Black families are more likely to be reported to and investigated by the Children’s Aid Society, and so it was no surprise that Morris experienced several child welfare interruptions throughout his childhood.

These were initiated by the school he attended where, Morris shared, he came to see himself as not smart, not worthy, not civilized, not wanted and not destined for success by any measure.

Morris’s social history was consistent with the experiences of many Black Canadians in the following ways:

According to the 2021 Census, 12.4 per cent of Black Canadians were living in poor households, compared to just 8.1 per cent of the total population. In Toronto, Black people have long been over-represented in neighbourhoods most plagued by poverty and the associated violence, heightened surveillance and other forms of disadvantage.

▪ Black students are largely disengaged by the Canadian curriculum which does not reflect their identities or affirm their presence in an integrated, positive or substantial manner.

▪ Black students are significantly more likely to be expelled than their white counterparts or other racialized students.


Read more: The crisis of anti-Black racism in schools persists across generations


Response to the decision

The case set a legal precedent when Superior Court Justice Shaun Nakatsuru made the groundbreaking decision to use the IRCA to significantly reduce Morris’s sentence. The Crown had sought a prison sentence of four years. However, after considering the IRCA, Justice Nakatsuru sentenced Morris to 15 months. This was then reduced to 12 months because the police breached his Charter rights. At the time of his sentencing, Morris had already served all but one day in pretrial detention and was released the next day.

The Crown appealed the decision, and in 2021, the Ontario Court of Appeal doubled Morris’ sentence. Although the sentence was eventually stayed, it sent a clear message: decisions like Justice Nakatsuru’s, that actually attempt to factor in the consequences of anti-Black racism, would not be tolerated.

As part of its decision, the Court of Appeal declared:

“Frank acknowledgement of the existence of, and harm caused by, systemic anti-Black racism, combined with a careful consideration of the kind of evidence adduced in this case, will go some distance toward disassociating the sentencing process from society’s complicity in anti-Black racism.”

But how does mere acknowledgement without corresponding action bring about change?

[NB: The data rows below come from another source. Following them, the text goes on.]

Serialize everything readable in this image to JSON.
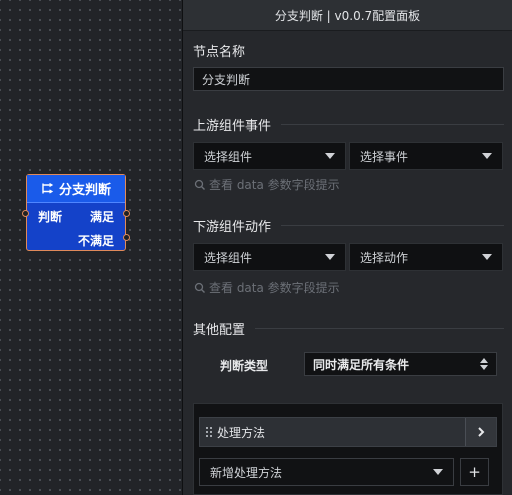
{
  "canvas": {
    "node": {
      "title": "分支判断",
      "input_label": "判断",
      "output_true": "满足",
      "output_false": "不满足"
    }
  },
  "panel": {
    "title": "分支判断 | v0.0.7配置面板",
    "node_name": {
      "label": "节点名称",
      "value": "分支判断"
    },
    "upstream": {
      "label": "上游组件事件",
      "component_select": "选择组件",
      "event_select": "选择事件",
      "hint": "查看 data 参数字段提示"
    },
    "downstream": {
      "label": "下游组件动作",
      "component_select": "选择组件",
      "action_select": "选择动作",
      "hint": "查看 data 参数字段提示"
    },
    "other": {
      "label": "其他配置",
      "judge_type_label": "判断类型",
      "judge_type_value": "同时满足所有条件"
    },
    "methods": {
      "item_label": "处理方法",
      "add_select": "新增处理方法",
      "add_button": "+"
    }
  },
  "colors": {
    "node_body": "#1442c9",
    "node_header": "#1a5bea",
    "node_border": "#e08a5a",
    "panel_bg": "#26282c",
    "select_bg": "#0f1012"
  }
}
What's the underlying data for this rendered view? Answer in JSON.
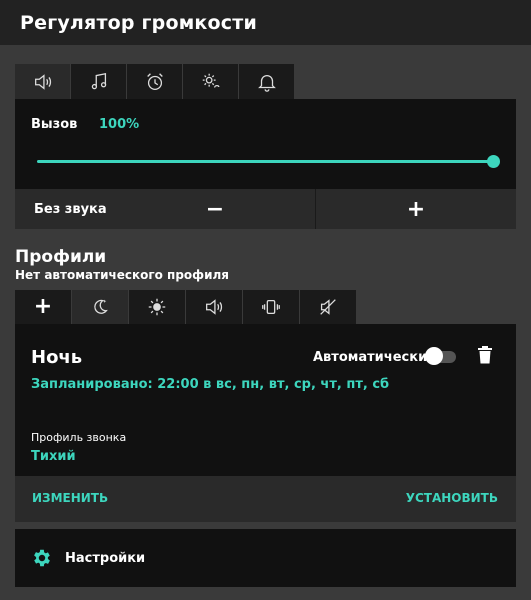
{
  "window": {
    "title": "Регулятор громкости"
  },
  "volume": {
    "tabs": [
      {
        "icon": "speaker-icon",
        "active": true
      },
      {
        "icon": "music-note-icon",
        "active": false
      },
      {
        "icon": "alarm-clock-icon",
        "active": false
      },
      {
        "icon": "system-gear-icon",
        "active": false
      },
      {
        "icon": "bell-icon",
        "active": false
      }
    ],
    "label": "Вызов",
    "value": "100%",
    "level": 1.0,
    "mute_label": "Без звука",
    "minus_label": "−",
    "plus_label": "+"
  },
  "profiles": {
    "heading": "Профили",
    "subheading": "Нет автоматического профиля",
    "tabs": [
      {
        "label": "+",
        "active": false
      },
      {
        "icon": "moon-icon",
        "active": true
      },
      {
        "icon": "sun-icon",
        "active": false
      },
      {
        "icon": "speaker-icon",
        "active": false
      },
      {
        "icon": "vibrate-icon",
        "active": false
      },
      {
        "icon": "muted-speaker-icon",
        "active": false
      }
    ],
    "current": {
      "name": "Ночь",
      "auto_label": "Автоматически",
      "auto_enabled": false,
      "schedule": "Запланировано: 22:00 в вс, пн, вт, ср, чт, пт, сб",
      "ring_label": "Профиль звонка",
      "ring_value": "Тихий"
    },
    "actions": {
      "edit": "ИЗМЕНИТЬ",
      "set": "УСТАНОВИТЬ"
    }
  },
  "settings": {
    "label": "Настройки"
  },
  "colors": {
    "accent": "#3dd6be",
    "panel": "#111111",
    "background": "#3a3a3a"
  }
}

A large beige building behind a black gate
The Ontario Court of Appeal sided with the Crown and doubled Morris’s sentence. (Shutterstock)

Systemic anti-Blackness

In the words of anti-Black racism scholar, Michael J. Dumas, “in all the theorizing on anti-Blackness, there is a concern with what it means to have one’s very existence as Black constructed as problem — for white people, for the public (good), for the nation-state.”

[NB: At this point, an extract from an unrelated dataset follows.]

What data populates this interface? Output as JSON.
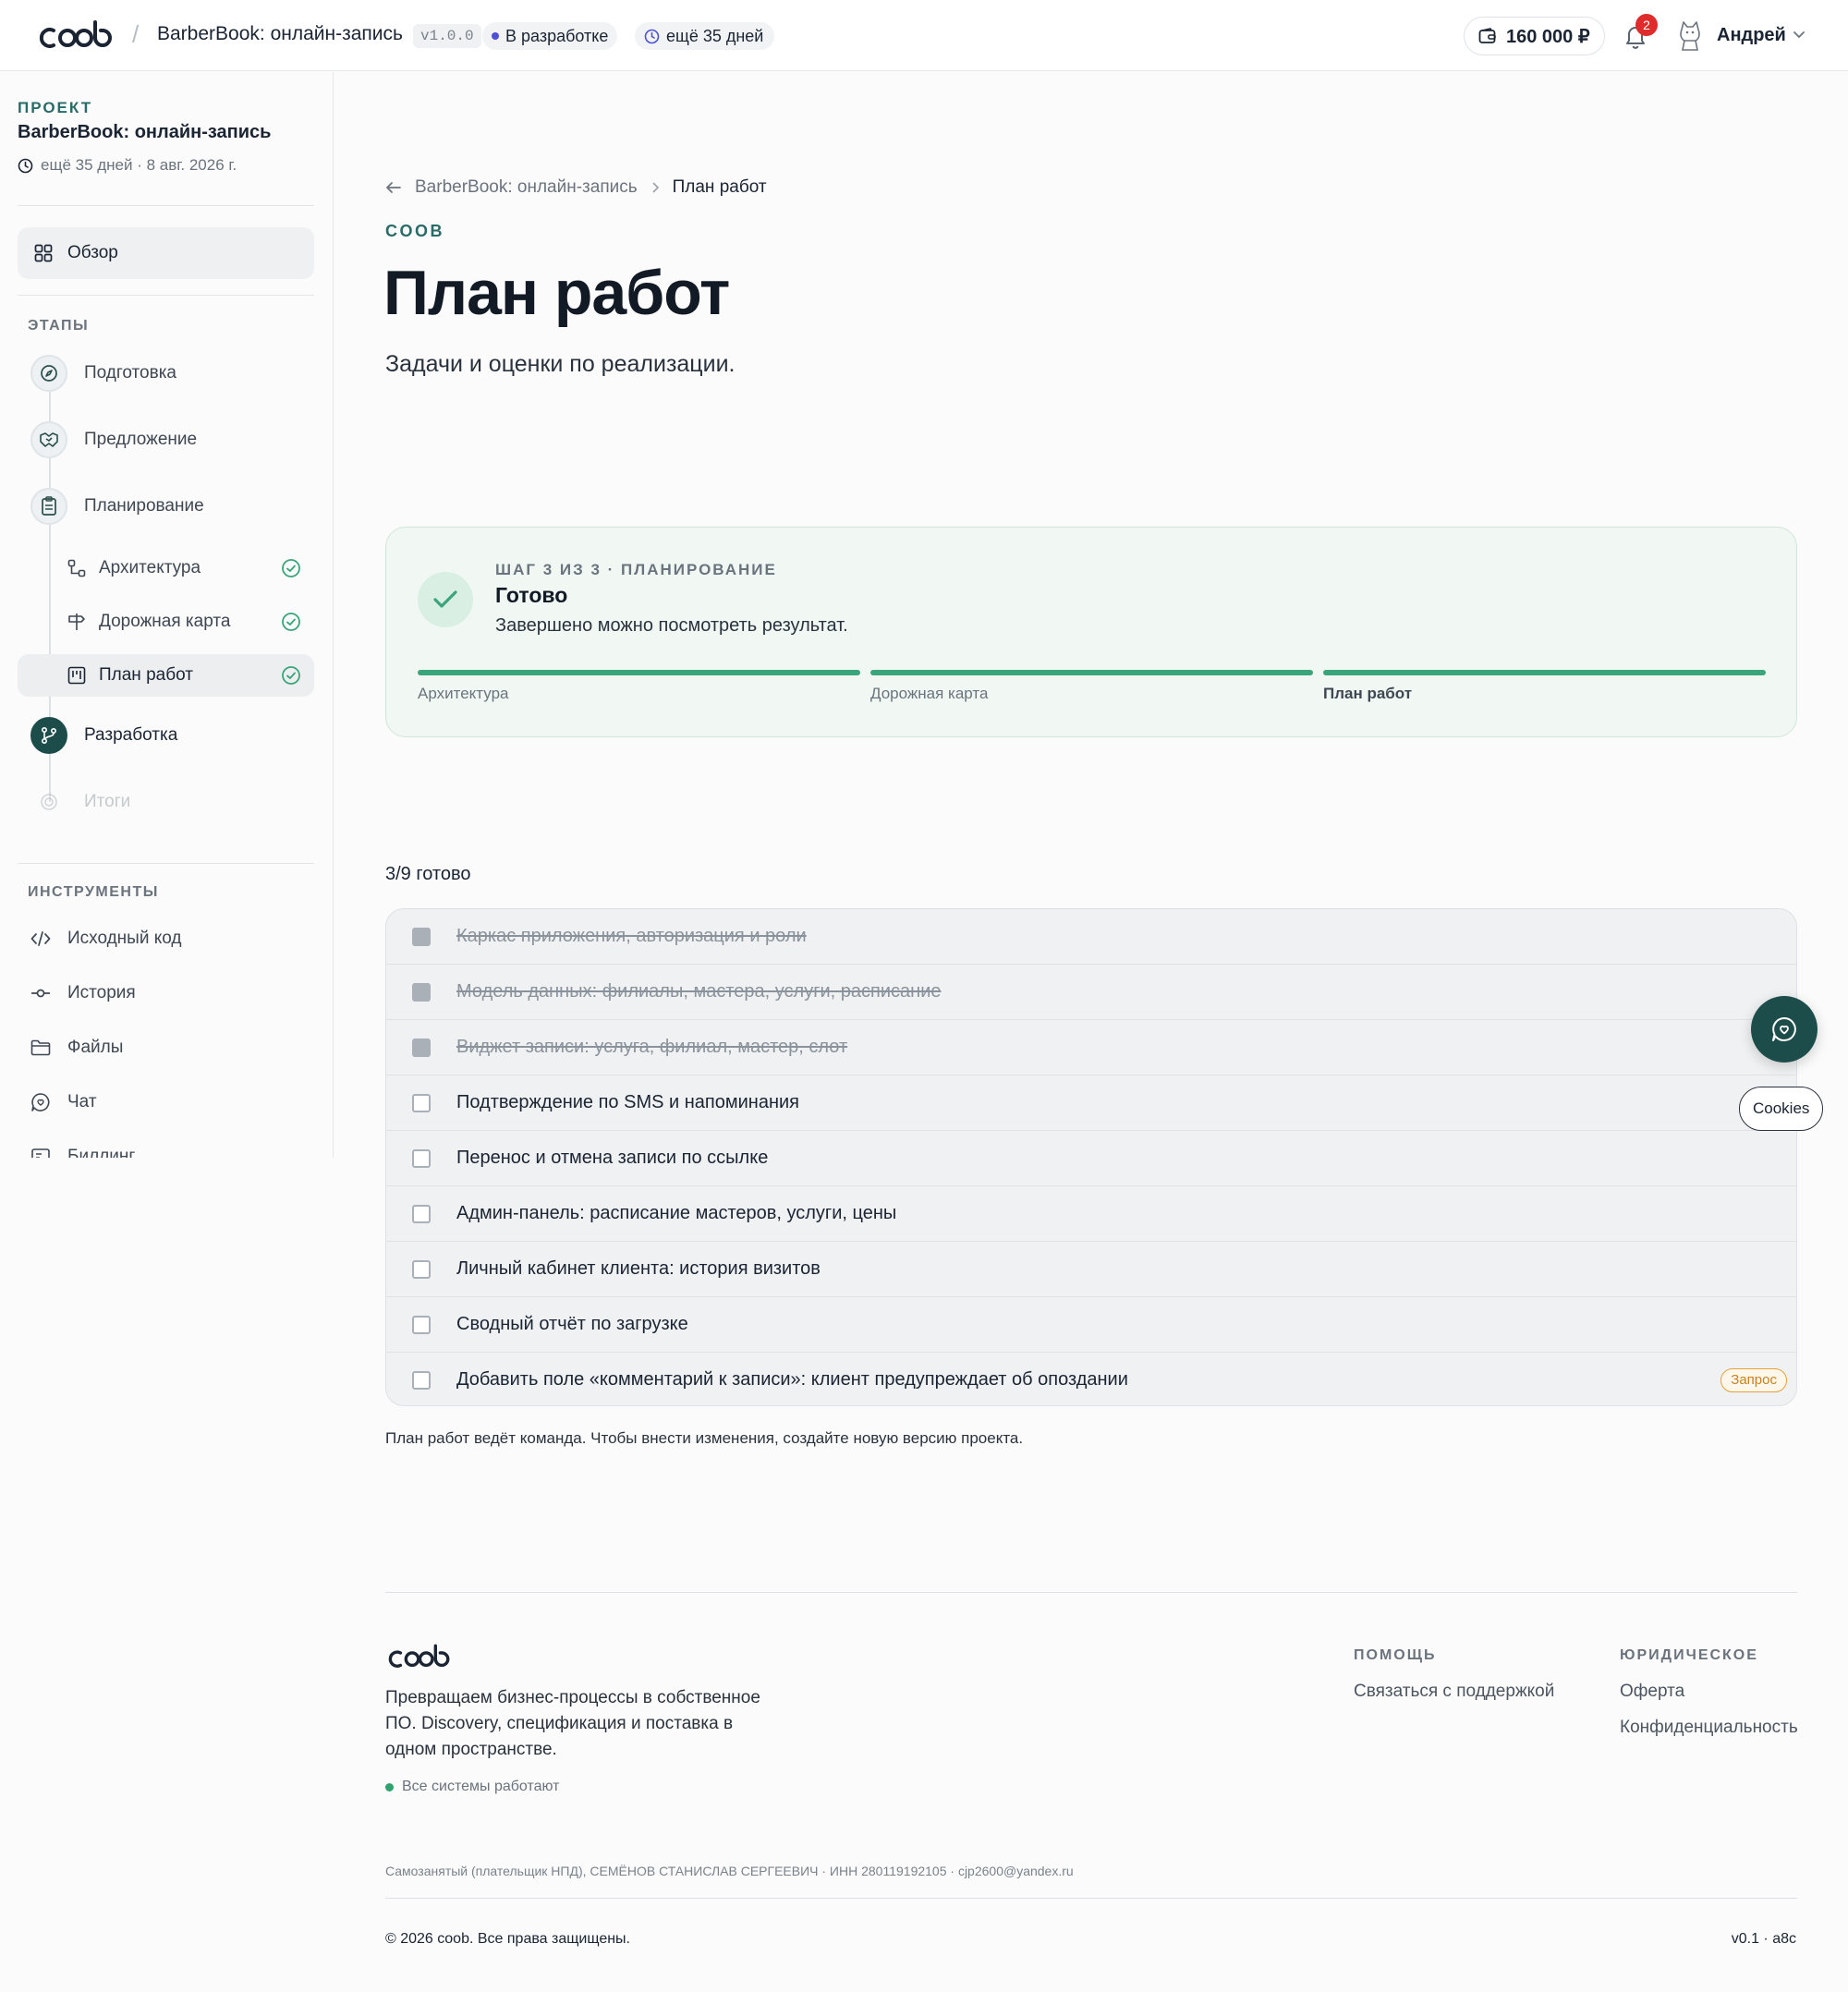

In the public imaginary, Blackness is synonymous with public threat, deviance and moral deficiency. Unfortunately, the courts are not yet at a place where they can conceive of a version of justice that abandons its focus on Black offender’s moral blameworthiness and the administration of punishment, and instead, centres restoration and the elimination of systemic factors that create criminality.


Read more: Young Black men in Canada face racism, ageism and classism when looking for work


Morris’s case illustrates IRCAs are not the liberatory device they were intended to be because there is no institutional buy-in. The courts are happy to listen to Black offenders’ stories of hardship and appear benevolent, but far less eager to institute system-wide change or reframe practices to account for the state’s role in contributing to criminality.

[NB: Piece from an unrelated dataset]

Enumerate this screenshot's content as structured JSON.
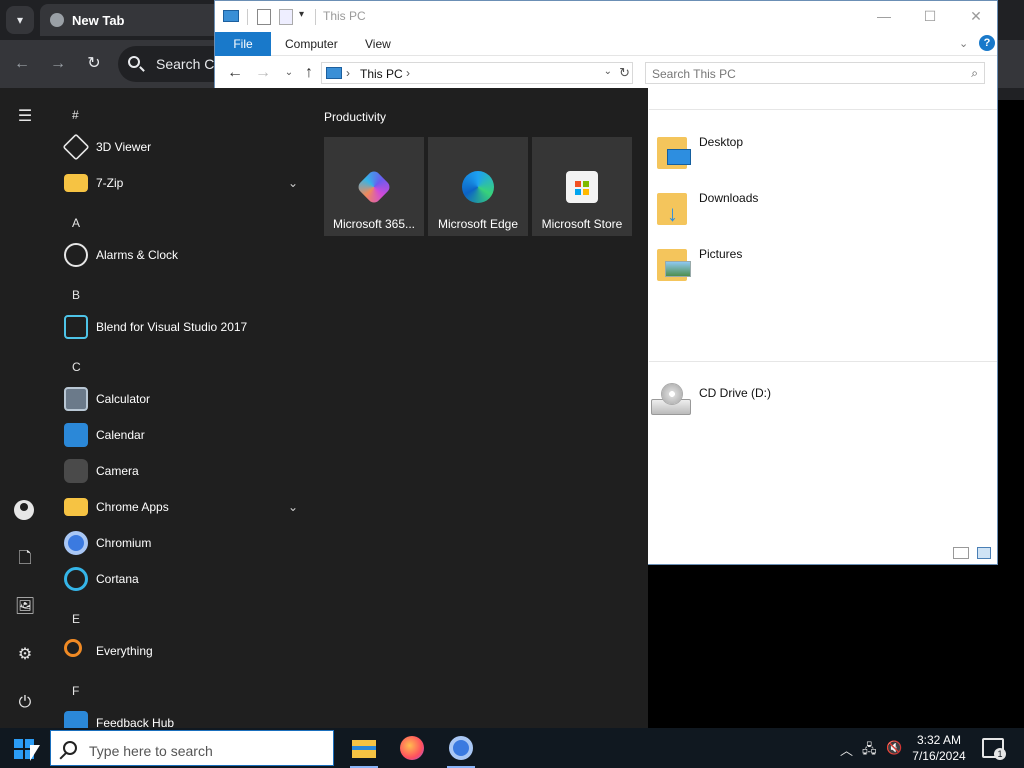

Until the justice system reckons with its systemic racism, IRCAs will fail to shift the way the courts see Black offenders. Indeed, IRCAs will continue to be a voyeuristic exercise that reinforces popular deficit narratives about Black people and obscures the system’s failures.

Achieving racial equity in criminal justice requires the mitigation of sentencing as a reflective, conscientious undertaking rather than an act of pity or benevolence that wilfully disregards the culpability of the system itself. In fact, a true reckoning for the impact of Canada’s racism would make IRCA’s obsolete.